Autumn 2009 editorial: New beginnings
Mark Brown on tackling the challenges presented by mental health difficulty
In one way or another, most of the articles in this issue of One in Four relate to new beginnings. Whether it’s freshening up your wardrobe, embarking on the great adventure that is university, going for a job, trying out a new medication or even, in the case of Time to Change and the New Horizons strategy, trying to bring a fresh way of viewing mental health difficulty into the public eye, all involve something new and revitalising.
The idea that once you have a diagnosis of a mental health difficulty your life is over is one of the most damaging myths that clings to people’s thoughts. Often people are scared to seek help for things that are troubling them for fear that a diagnosis will bring their hopes and aspirations to an end. As damaging is the belief that once ill, it is impossible for anything fresh or new to enter your life.
This is not true. Any mental health difficulty presents challenges, and some present more difficult challenges than others but what they all have in common is that with a bit of help, the right way of thinking about them, a bit of natural ingenuity and a lot of hope, it’s possible to stop these challenges bringing your life to a standstill.
Many mental health difficulties are best seen as disabilities. A disability, very simply, is something that presents you with additional challenges and limitations that other do not face. All disabilities share in common the fact that, with the right assistance and the right adjustments, it is possible to overcome the obstacles they present and achieve things that we want to achieve. Without glasses, many of us would find it difficult to see, for example. Mental heath difficulty is no different.
If we can think of the things that we want to happen in our lives, and learn about the things that might stand in our way in getting to them, then we can begin the process of achieving them. The key for all of us is to see where we might need help on that journey and make sure that we get it.

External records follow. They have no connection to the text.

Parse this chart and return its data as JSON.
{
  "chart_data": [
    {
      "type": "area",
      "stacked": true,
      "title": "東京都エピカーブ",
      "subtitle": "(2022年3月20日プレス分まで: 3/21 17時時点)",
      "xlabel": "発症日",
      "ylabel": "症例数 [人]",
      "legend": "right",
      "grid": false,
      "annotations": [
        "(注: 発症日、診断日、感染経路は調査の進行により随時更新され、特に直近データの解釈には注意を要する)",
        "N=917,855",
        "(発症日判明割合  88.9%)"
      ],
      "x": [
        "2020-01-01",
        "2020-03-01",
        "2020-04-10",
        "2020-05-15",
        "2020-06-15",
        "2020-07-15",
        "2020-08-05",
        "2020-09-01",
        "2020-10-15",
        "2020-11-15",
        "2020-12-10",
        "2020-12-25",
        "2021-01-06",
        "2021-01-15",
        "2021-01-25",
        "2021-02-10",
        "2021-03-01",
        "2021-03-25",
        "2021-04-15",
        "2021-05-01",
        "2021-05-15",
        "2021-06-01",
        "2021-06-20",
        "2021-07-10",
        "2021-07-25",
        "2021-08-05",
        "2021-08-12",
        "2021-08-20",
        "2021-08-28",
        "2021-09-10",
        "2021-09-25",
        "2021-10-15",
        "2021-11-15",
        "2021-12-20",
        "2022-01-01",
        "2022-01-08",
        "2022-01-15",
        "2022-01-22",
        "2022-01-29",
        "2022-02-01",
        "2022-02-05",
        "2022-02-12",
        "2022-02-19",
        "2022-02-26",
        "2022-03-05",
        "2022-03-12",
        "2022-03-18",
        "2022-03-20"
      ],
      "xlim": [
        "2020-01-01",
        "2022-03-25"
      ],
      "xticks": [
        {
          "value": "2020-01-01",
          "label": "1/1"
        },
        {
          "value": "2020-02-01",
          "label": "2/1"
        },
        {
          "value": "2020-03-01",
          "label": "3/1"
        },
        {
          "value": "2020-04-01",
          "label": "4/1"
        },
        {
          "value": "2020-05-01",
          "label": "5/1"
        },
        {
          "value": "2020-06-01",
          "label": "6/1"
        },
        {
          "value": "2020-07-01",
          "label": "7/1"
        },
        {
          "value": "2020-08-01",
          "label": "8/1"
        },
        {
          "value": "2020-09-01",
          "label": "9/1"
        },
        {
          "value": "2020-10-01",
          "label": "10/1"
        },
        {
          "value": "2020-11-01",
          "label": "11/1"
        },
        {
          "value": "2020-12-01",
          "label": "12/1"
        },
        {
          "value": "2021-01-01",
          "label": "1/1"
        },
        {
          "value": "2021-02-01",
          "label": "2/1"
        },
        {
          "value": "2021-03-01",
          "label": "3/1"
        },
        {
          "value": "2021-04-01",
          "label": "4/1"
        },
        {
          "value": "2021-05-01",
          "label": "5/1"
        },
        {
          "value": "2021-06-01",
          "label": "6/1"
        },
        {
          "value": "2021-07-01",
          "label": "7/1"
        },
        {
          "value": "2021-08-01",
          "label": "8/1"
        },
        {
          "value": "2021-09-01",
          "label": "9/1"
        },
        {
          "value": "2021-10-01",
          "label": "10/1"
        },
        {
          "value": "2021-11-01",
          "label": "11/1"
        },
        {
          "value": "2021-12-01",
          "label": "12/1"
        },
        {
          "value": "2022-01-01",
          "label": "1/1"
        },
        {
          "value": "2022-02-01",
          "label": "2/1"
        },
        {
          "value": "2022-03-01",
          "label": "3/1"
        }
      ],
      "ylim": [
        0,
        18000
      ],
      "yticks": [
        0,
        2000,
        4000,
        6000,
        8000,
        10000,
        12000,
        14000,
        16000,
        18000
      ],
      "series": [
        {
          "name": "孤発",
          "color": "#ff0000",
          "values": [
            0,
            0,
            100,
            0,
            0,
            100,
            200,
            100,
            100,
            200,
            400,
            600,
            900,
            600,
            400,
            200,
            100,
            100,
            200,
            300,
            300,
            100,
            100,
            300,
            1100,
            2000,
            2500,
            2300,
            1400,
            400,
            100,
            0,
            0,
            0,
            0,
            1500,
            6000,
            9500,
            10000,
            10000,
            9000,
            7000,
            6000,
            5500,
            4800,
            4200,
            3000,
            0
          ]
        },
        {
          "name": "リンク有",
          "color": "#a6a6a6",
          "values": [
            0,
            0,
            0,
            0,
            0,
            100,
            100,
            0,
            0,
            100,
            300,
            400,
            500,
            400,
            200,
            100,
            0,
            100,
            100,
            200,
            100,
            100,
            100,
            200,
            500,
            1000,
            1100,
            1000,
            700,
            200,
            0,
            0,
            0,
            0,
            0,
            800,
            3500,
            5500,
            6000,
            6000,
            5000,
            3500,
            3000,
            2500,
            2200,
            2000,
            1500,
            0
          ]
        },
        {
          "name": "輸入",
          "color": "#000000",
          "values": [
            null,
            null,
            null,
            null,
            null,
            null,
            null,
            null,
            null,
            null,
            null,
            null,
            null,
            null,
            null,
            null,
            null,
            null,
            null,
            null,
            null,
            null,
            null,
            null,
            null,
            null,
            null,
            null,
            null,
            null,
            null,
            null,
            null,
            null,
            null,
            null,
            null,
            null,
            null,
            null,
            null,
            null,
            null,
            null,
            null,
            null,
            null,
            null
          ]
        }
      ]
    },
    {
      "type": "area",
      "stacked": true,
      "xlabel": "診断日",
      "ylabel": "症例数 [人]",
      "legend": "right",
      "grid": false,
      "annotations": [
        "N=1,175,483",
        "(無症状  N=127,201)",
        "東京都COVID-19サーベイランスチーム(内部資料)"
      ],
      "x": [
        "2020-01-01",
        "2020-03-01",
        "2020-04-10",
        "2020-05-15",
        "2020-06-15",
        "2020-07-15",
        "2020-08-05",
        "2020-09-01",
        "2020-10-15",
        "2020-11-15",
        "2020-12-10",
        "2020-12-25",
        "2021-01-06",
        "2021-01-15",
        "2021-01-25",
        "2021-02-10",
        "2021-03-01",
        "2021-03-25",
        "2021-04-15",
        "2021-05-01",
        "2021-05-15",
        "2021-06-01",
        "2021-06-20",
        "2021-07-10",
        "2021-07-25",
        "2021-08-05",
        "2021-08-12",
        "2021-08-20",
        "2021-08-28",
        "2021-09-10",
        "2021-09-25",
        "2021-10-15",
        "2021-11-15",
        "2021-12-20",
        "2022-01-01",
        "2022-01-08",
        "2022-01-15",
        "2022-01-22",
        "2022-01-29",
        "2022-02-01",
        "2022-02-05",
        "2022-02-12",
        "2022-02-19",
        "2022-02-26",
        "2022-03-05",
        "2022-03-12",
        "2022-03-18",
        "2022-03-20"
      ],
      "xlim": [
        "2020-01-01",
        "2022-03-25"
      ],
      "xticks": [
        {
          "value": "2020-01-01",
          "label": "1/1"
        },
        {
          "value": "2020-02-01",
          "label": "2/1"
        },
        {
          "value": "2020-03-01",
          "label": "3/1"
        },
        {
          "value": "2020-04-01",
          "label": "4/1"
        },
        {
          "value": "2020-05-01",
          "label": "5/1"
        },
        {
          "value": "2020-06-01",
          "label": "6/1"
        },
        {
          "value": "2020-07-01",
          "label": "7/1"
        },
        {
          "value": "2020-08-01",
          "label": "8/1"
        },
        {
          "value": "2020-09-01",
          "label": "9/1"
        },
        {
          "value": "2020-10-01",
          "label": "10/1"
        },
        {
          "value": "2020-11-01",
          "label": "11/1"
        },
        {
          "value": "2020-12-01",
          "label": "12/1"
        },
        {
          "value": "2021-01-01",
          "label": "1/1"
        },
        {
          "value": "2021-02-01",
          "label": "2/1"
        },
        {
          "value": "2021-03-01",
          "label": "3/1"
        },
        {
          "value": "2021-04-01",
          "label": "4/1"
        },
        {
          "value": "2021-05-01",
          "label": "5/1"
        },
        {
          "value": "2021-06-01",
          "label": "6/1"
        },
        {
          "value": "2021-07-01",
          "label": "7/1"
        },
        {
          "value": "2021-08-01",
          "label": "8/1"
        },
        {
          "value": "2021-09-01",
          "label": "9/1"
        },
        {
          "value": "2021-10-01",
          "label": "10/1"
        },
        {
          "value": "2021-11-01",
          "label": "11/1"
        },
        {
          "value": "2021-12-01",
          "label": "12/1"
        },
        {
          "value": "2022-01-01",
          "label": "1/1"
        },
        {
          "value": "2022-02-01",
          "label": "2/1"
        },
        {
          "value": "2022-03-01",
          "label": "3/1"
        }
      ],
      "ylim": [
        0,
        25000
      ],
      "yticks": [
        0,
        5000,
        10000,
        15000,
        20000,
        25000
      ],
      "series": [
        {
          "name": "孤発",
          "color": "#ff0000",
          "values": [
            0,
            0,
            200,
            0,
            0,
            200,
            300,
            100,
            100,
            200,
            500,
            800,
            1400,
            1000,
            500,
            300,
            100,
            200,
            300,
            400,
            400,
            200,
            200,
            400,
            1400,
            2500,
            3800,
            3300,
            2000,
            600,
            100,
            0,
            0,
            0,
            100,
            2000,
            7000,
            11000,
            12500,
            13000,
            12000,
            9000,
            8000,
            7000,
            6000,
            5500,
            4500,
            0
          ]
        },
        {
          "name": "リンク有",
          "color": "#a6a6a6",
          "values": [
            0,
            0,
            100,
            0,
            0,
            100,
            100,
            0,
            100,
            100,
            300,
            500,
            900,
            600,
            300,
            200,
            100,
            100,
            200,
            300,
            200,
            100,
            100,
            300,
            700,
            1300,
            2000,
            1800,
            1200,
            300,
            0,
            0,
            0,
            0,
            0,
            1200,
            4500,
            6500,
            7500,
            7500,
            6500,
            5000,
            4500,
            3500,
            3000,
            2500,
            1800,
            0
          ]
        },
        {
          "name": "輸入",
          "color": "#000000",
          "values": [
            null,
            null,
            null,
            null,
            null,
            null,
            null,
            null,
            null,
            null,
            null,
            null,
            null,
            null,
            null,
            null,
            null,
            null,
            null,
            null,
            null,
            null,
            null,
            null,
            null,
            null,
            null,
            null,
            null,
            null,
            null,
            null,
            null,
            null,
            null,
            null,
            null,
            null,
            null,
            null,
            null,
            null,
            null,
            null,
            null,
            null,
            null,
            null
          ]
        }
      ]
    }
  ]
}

Watching us, watching them, watching us
This issue of One in Four sees the first of our media round table features, where we bring together people who experience mental health difficulties to discuss how it feels to watch, read or listen to pieces of media made about mental health difficulties. We have already come a long way in the ways that mental health difficulty is represented in the media, with better factual reporting, but there is still much distance to travel.
It is important that all of us celebrate accurate, positive representations of people with mental health difficulty and take time to challenge those portrayals that are less helpful. While large organisations and charities already do an excellent job of this on behalf of people with mental health difficulties, it is even more important that those of us w ho do experience mental health difficulty, and those of us who are close to those that do, make our voices heard. Ultimately, it is us that careless reporting and stereotypical images affect most.